Irrigation systems are essential for maintaining food production in Africa. However, compared to the developed worlds, African farmers have barely any water access. Now researchers are warning that some deprived parts of the continent are due for even more water scarcity in the wake of climate change.

As first described by Nature World News last month, churning atmospheric winds are utterly reforming what is "normal" weather for the globe, and are reallocating some very important patterns for extreme weather, such as deluges and droughts.

Africa, being the large continent that it is, clearly won't be affected by altered weather patterns in the same way across all its countries. Instead, experts expect to see - and are already seeing - increased precipitation in some regions, while other are due to face worsening dry-spells.

In-fact, after researchers analyzed water availability trends in African maize-growing regions between 1979 and 2010, they found that overall water availability has actually increased. This was largely thanks to a combination of increased rainfall and reduced evaporation rates in many parts of the continent.

However, the same study also revealed that across sub-Saharan Africa, only about four percent of cultivated land is irrigated. The global average, for comparison, is 18 percent. Worse, the same change in weather patterns that is helping out some of the continent is causing East Africa to experience a decrease in natural water availability.
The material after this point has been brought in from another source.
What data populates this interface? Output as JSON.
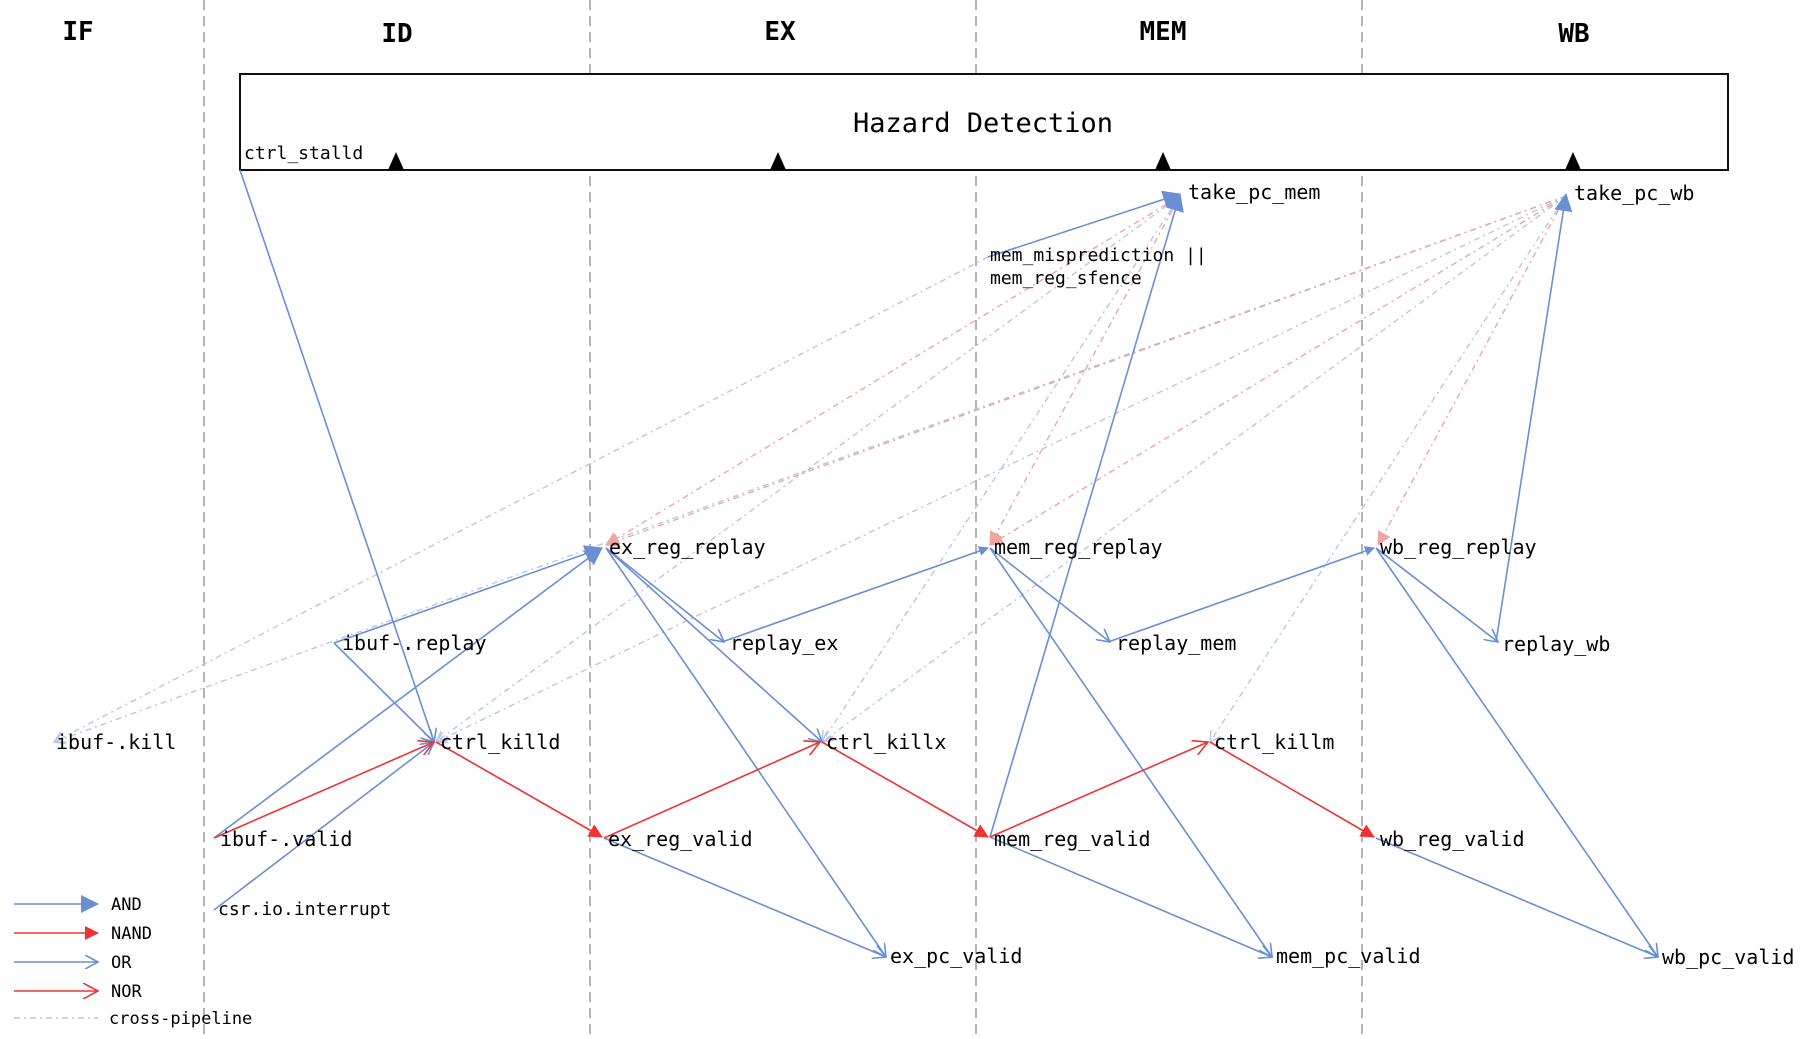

With very little irrigation from the start, these regions are now in big trouble.

"Some places, like parts of Tanzania, got a double whammy that looks like a declining trend in rainfall as well as an increasing evaporative demand during the more sensitive middle part of the growing season," study lead Lyndon Estes explained in a recent release.
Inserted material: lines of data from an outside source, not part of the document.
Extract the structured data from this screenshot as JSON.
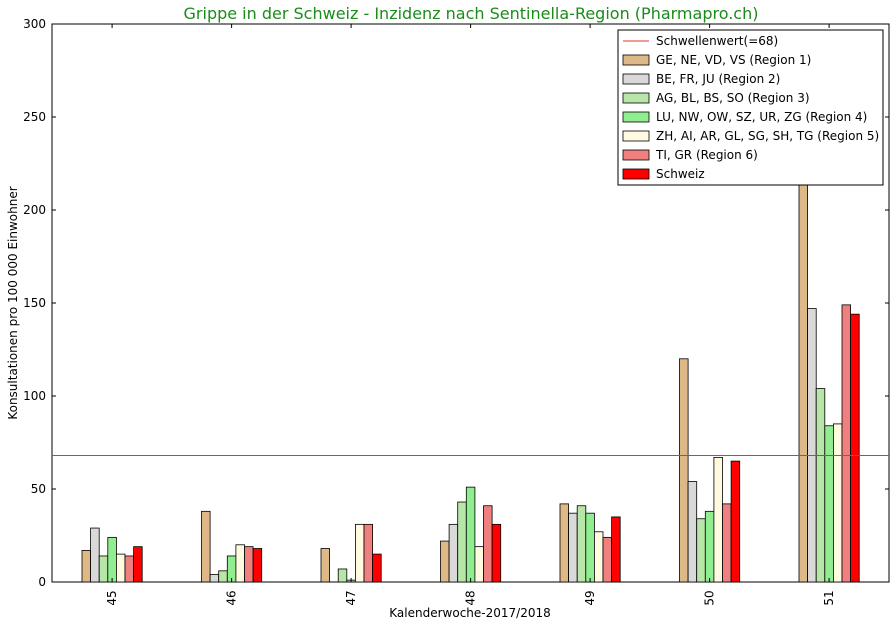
{
  "chart_data": {
    "type": "bar",
    "title": "Grippe in der Schweiz - Inzidenz nach Sentinella-Region (Pharmapro.ch)",
    "xlabel": "Kalenderwoche-2017/2018",
    "ylabel": "Konsultationen pro 100 000 Einwohner",
    "ylim": [
      0,
      300
    ],
    "yticks": [
      "0",
      "50",
      "100",
      "150",
      "200",
      "250",
      "300"
    ],
    "categories": [
      "45",
      "46",
      "47",
      "48",
      "49",
      "50",
      "51"
    ],
    "threshold": {
      "name": "Schwellenwert(=68)",
      "value": 68,
      "color": "#e03a1e"
    },
    "series": [
      {
        "name": "GE, NE, VD, VS (Region 1)",
        "color": "#deb887",
        "values": [
          17,
          38,
          18,
          22,
          42,
          120,
          215
        ]
      },
      {
        "name": "BE, FR, JU (Region 2)",
        "color": "#d9d9d9",
        "values": [
          29,
          4,
          0,
          31,
          37,
          54,
          147
        ]
      },
      {
        "name": "AG, BL, BS, SO (Region 3)",
        "color": "#b8e6a8",
        "values": [
          14,
          6,
          7,
          43,
          41,
          34,
          104
        ]
      },
      {
        "name": "LU, NW, OW, SZ, UR, ZG (Region 4)",
        "color": "#90ee90",
        "values": [
          24,
          14,
          1,
          51,
          37,
          38,
          84
        ]
      },
      {
        "name": "ZH, AI, AR, GL, SG, SH, TG (Region 5)",
        "color": "#fffae0",
        "values": [
          15,
          20,
          31,
          19,
          27,
          67,
          85
        ]
      },
      {
        "name": "TI, GR (Region 6)",
        "color": "#f08080",
        "values": [
          14,
          19,
          31,
          41,
          24,
          42,
          149
        ]
      },
      {
        "name": "Schweiz",
        "color": "#ff0000",
        "values": [
          19,
          18,
          15,
          31,
          35,
          65,
          144
        ]
      }
    ],
    "grid": false,
    "legend_position": "top-right"
  }
}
According to Estes, this study only examined about 34 percent of all African maize-growing areas. Even so, these early findings, while largely positive, do indicate that some regions are a significant risk or water scarcity in the future. Proactive measures of course, are recommended, but may not be possible without the help of more developed countries.

In another recent water scarcity report, Nature World News detailed how China is attempting to combat its own scarcity problems by siphoning water from healthier regions to those lacking accesses. However, inter-provincial trade is hampering these efforts.

A study detailing the African findings was published in Environmental Research Letters on July 11.